The Geothermal Industry Wants Your Abandoned Wells

The Geothermal Industry Wants Your Abandoned Wells

This is one way to turn liabilities into assets–and it’s sure to grow in the future.

Alberta’s half-a-million oil and gas wells are a proud testament to our province’s innovation in extracting our rich natural resources. But more than 77,000 wells are now listed as inactive, and over 180,000 are abandoned. Converting them to geothermal systems would put drilling and service firms back to work, provide heat and power to farmers who currently see these wells as a nuisance, and slash the abandonment costs that force some juniors into bankruptcy.

Geothermal heat resources are extracted in varying amounts from just about every productive well in Alberta.
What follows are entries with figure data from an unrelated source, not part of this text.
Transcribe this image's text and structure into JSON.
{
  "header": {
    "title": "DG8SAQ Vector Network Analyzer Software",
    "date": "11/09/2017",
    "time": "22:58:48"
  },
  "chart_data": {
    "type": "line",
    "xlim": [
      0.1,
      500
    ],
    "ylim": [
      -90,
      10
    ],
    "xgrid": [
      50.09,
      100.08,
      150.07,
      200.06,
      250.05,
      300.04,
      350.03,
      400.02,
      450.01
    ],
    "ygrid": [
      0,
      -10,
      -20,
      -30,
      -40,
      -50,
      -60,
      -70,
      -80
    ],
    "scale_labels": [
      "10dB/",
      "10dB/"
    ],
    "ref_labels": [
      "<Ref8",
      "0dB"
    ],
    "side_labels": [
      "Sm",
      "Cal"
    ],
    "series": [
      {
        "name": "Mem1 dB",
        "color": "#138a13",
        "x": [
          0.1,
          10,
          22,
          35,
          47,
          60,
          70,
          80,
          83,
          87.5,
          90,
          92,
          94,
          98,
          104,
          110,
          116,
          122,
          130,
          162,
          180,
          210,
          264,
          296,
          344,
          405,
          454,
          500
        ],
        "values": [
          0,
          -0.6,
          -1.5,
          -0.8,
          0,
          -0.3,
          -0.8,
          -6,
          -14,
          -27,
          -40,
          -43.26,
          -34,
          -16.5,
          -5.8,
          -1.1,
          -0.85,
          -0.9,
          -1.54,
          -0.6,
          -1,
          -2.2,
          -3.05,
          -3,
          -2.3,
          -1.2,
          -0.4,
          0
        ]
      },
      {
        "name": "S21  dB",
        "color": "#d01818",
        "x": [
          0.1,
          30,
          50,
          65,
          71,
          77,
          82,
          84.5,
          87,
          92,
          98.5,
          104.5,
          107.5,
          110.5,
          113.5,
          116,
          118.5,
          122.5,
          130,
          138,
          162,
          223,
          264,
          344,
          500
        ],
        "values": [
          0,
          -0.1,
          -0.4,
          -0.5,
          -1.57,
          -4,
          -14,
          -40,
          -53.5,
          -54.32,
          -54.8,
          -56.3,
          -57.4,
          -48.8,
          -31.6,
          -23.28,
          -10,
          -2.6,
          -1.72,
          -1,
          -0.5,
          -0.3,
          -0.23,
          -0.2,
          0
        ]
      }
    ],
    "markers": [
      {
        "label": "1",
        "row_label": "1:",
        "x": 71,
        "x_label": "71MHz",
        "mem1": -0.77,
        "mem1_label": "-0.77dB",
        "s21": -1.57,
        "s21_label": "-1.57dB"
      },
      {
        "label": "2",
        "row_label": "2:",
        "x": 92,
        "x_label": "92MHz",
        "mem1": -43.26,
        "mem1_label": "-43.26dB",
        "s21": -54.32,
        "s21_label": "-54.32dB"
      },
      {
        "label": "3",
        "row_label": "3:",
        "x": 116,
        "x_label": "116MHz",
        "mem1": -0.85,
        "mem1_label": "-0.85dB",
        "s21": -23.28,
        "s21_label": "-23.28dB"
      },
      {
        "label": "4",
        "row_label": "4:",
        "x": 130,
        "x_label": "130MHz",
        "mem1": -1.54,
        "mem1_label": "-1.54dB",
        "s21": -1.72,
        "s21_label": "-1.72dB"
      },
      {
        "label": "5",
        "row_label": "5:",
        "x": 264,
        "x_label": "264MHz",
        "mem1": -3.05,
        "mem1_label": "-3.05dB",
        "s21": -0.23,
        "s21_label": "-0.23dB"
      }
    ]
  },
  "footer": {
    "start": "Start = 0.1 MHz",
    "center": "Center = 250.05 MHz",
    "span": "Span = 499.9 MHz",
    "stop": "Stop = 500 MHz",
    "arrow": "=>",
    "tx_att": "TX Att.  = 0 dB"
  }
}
It’s in the form of produced water, delivering gigajoules of energy to the surface, but it’s considered a waste by the oil and gas industry, and is usually trucked away or piped into disposal wells. Oil companies actually pay to throw these gigajoules away.

A recent Continental Resources-University of North Dakota project in the Williston Basin is producing 250 kW of power from two water source wells. The units fit into two shipping containers, and costs US$250,000. This type of micro-generation is prospective in Alberta, and a handful of areas also have potential for multi-MW baseload power production.

In addition to producing power, we can use heat for farming, greenhouses, pasteurization, vegetable drying, brewing and curing engineered hardwood. Imagine what Alberta’s famously innovative farmers and landowners would accomplish if they were given the option to use heat produced from old wells on their properties. Northern communities, where a great many oil and gas wells are drilled nearby, can perhaps reap the most benefits of all. Geothermal can reduce reliance on diesel fuel, and provide food security via wellhead-sourced, geothermally heated, local greenhouse produce.

Consider this. If just five percent of the 77,000 suspended wells in Alberta are prospective, that’s a low of 3,850 wells. While naysayers may be quick to point out that the resource is marginal in Alberta, or that the technology isn’t optimized yet, let’s not forget our roots. Oil sands, shale oil and tight gas resources used to be considered marginal. Home-grown technologies like SAGD are now considered mainstream.

Alberta’s abundance of natural resources has eclipsed the geothermal opportunity. We have been chasing bigger game. But a changing landscape, spurred on by growing orphan and suspended well lists, and Canadians demanding that the oil patch clean itself up, is bringing geothermal resources to light. It doesn’t matter if the climate movement has it right or not. With the typical arguments and mud-slinging set aside, our oil and gas industry can become more efficient and profitable through integration with renewables like geothermal.

Geothermal offers the oil patch a unique opportunity to return bright minds to work, capitalize on a known resource, operate more efficiently, and reduce emissions. As the downturn pushes companies into bankruptcy, the orphan well list is growing. Currently 1,114 orphans must be abandoned, each with a price tag on the order of tens of thousands of dollars or more. It’s unlikely that the industry-supported Orphan Well Association can cover these costs, which leaves taxpayers to pick up the tab. The situation is compounded by the AER’s response to the recent Redwater Energy court ruling with an interim doubling of a company’s minimal Liability Management Rating ratio to 2.0, which will hurt the industry even more.

It’s a doom and gloom story, but it doesn’t have to be. Geothermal offers an alternative to abandonment. Just like we sort our garbage every week into blue bins and black bins, old wells can be sorted into garbage (abandon) or recycle (geothermal). Given the current demand from Canadians for renewables and green power, our province would be remiss not to take advantage of what geothermal can offer, using little more than the oil patch’s leftovers.